He starts and turns to her. Matter? A half-smile stirs his lips, and he points to the engine without another word.
Mrs. Benham is frightened. She thinks to herself: "This constant worry over that thing is turning his head; he will lose his mind. Oh, John!" she cries, "if you would only come away and rest and give this up, if only for a little while! I—I—" and poor Mrs. Benham's voice breaks, and the tears rush to her eyes.
"Martha, Martha, you don't understand. My worry is all over,—all over. The thing is a success,—a success, Martha, and not a failure!"

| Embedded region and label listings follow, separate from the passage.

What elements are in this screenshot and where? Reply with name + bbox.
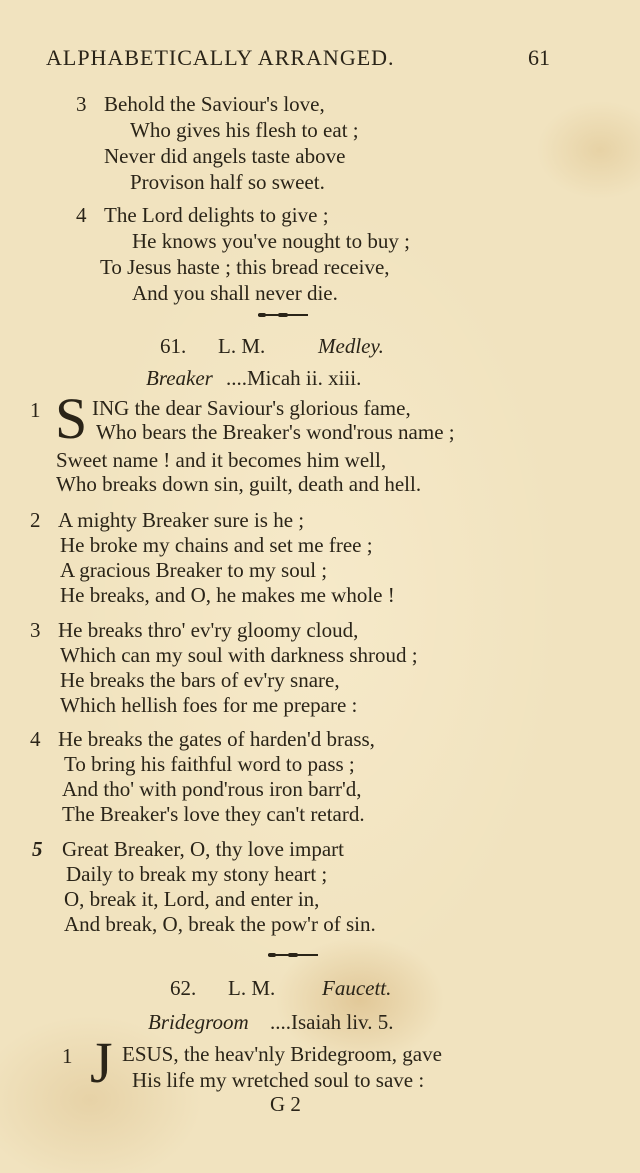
verse-line: The Breaker's love they can't retard.	[62, 802, 365, 826]
verse-number: 4	[76, 203, 87, 227]
running-header: ALPHABETICALLY ARRANGED.	[46, 45, 395, 70]
verse-line: ING the dear Saviour's glorious fame,	[92, 396, 411, 420]
scripture-reference: ....Isaiah liv. 5.	[270, 1010, 394, 1034]
verse-line: He broke my chains and set me free ;	[60, 533, 373, 557]
tune-name: Faucett.	[322, 976, 392, 1000]
verse-line: Daily to break my stony heart ;	[66, 862, 328, 886]
verse-line: Who gives his flesh to eat ;	[130, 118, 359, 142]
verse-line: A mighty Breaker sure is he ;	[58, 508, 305, 532]
hymn-number: 62.	[170, 976, 197, 1000]
verse-line: Provison half so sweet.	[130, 170, 325, 194]
verse-line: And break, O, break the pow'r of sin.	[64, 912, 376, 936]
verse-number: 1	[62, 1044, 73, 1068]
verse-number: 3	[30, 618, 41, 642]
verse-line: To bring his faithful word to pass ;	[64, 752, 355, 776]
section-divider	[268, 954, 318, 956]
tune-name: Medley.	[318, 334, 384, 358]
verse-line: Never did angels taste above	[104, 144, 346, 168]
section-divider	[258, 314, 308, 316]
verse-line: The Lord delights to give ;	[104, 203, 329, 227]
verse-line: Which hellish foes for me prepare :	[60, 693, 358, 717]
verse-line: O, break it, Lord, and enter in,	[64, 887, 320, 911]
page-number: 61	[528, 45, 550, 70]
subject-word: Bridegroom	[148, 1010, 249, 1034]
verse-line: ESUS, the heav'nly Bridegroom, gave	[122, 1042, 442, 1066]
hymn-meter: L. M.	[228, 976, 276, 1000]
drop-cap: J	[90, 1030, 113, 1095]
verse-line: He breaks, and O, he makes me whole !	[60, 583, 395, 607]
verse-line: Great Breaker, O, thy love impart	[62, 837, 344, 861]
verse-line: To Jesus haste ; this bread receive,	[100, 255, 390, 279]
verse-line: Who bears the Breaker's wond'rous name ;	[96, 420, 455, 444]
verse-number: 2	[30, 508, 41, 532]
hymn-number: 61.	[160, 334, 187, 358]
verse-line: And tho' with pond'rous iron barr'd,	[62, 777, 362, 801]
verse-line: A gracious Breaker to my soul ;	[60, 558, 328, 582]
verse-line: Who breaks down sin, guilt, death and hell.	[56, 472, 422, 496]
verse-line: His life my wretched soul to save :	[132, 1068, 425, 1092]
hymn-meter: L. M.	[218, 334, 266, 358]
verse-number: 4	[30, 727, 41, 751]
verse-line: He breaks the gates of harden'd brass,	[58, 727, 375, 751]
verse-line: Sweet name ! and it becomes him well,	[56, 448, 387, 472]
drop-cap: S	[55, 386, 88, 451]
signature-mark: G 2	[270, 1092, 301, 1116]
verse-line: Which can my soul with darkness shroud ;	[60, 643, 418, 667]
verse-line: Behold the Saviour's love,	[104, 92, 325, 116]
scripture-reference: ....Micah ii. xiii.	[226, 366, 362, 390]
verse-line: He breaks thro' ev'ry gloomy cloud,	[58, 618, 359, 642]
verse-number: 5	[32, 837, 43, 861]
verse-line: He knows you've nought to buy ;	[132, 229, 410, 253]
verse-number: 1	[30, 398, 41, 422]
subject-word: Breaker	[146, 366, 213, 390]
verse-line: And you shall never die.	[132, 281, 338, 305]
verse-line: He breaks the bars of ev'ry snare,	[60, 668, 340, 692]
verse-number: 3	[76, 92, 87, 116]
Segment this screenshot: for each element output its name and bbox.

"What—why—when I went out—"
"When you went out a while ago, I'd given it up, and I thought I'd say good-bye to it in a last run, and on that run I heard a new sound. Look here, Martha, do you see that link in the valve gearing? I thought I had taken every pains to suspend it properly. Well, it seems I hadn't. I suspended it in the usual way, and it worked in the usual way; but it turns out that wasn't the way to work with my new injector, and there is where the hitch was. Do you remember when I brought my hand down on the machine when we were talking? I must have displaced this delicate little bolt or pin that you see here, at that blow, and in that way put the link—it is what is called a shifting link—into the right position to work my injector combination. This little change of position makes everything clear as daylight, and I can put this little beauty into fine shape now; fasten the bolts and pins permanently instead of temporarily, for I don't need any more changes. It will do its double work of speed and fuel-saving every time; for see there!"—and the exultant builder pointed to some almost infinitesimal figures in two different portions of the engine. They were the registers that proved the result of this last triumphant run, and the complete success of his invention.
The tears were still in Mrs. Benham's eyes, but they were tears of joy. "It seems too good to be true," she faltered.
"And I thought the other thing—the failure—too bad to be true," he returned. Then smiling a little, "I shall name it 'Hope,'" he said.
"And it is Hope that will make our fortunes, after all; for this will make a fortune, won't it, John?" inquired Mrs. Benham, looking up into her husband's face eagerly. But he didn't hear her. His thoughts had gone back to that valve gearing, and the link that had been so happily put in place.
She touched his arm, and repeated her question.
"Fortune?" He turned from his loving contemplation of the thing that he had builded. It seemed almost human to him. "Fortune,—I don't know," he answered absently.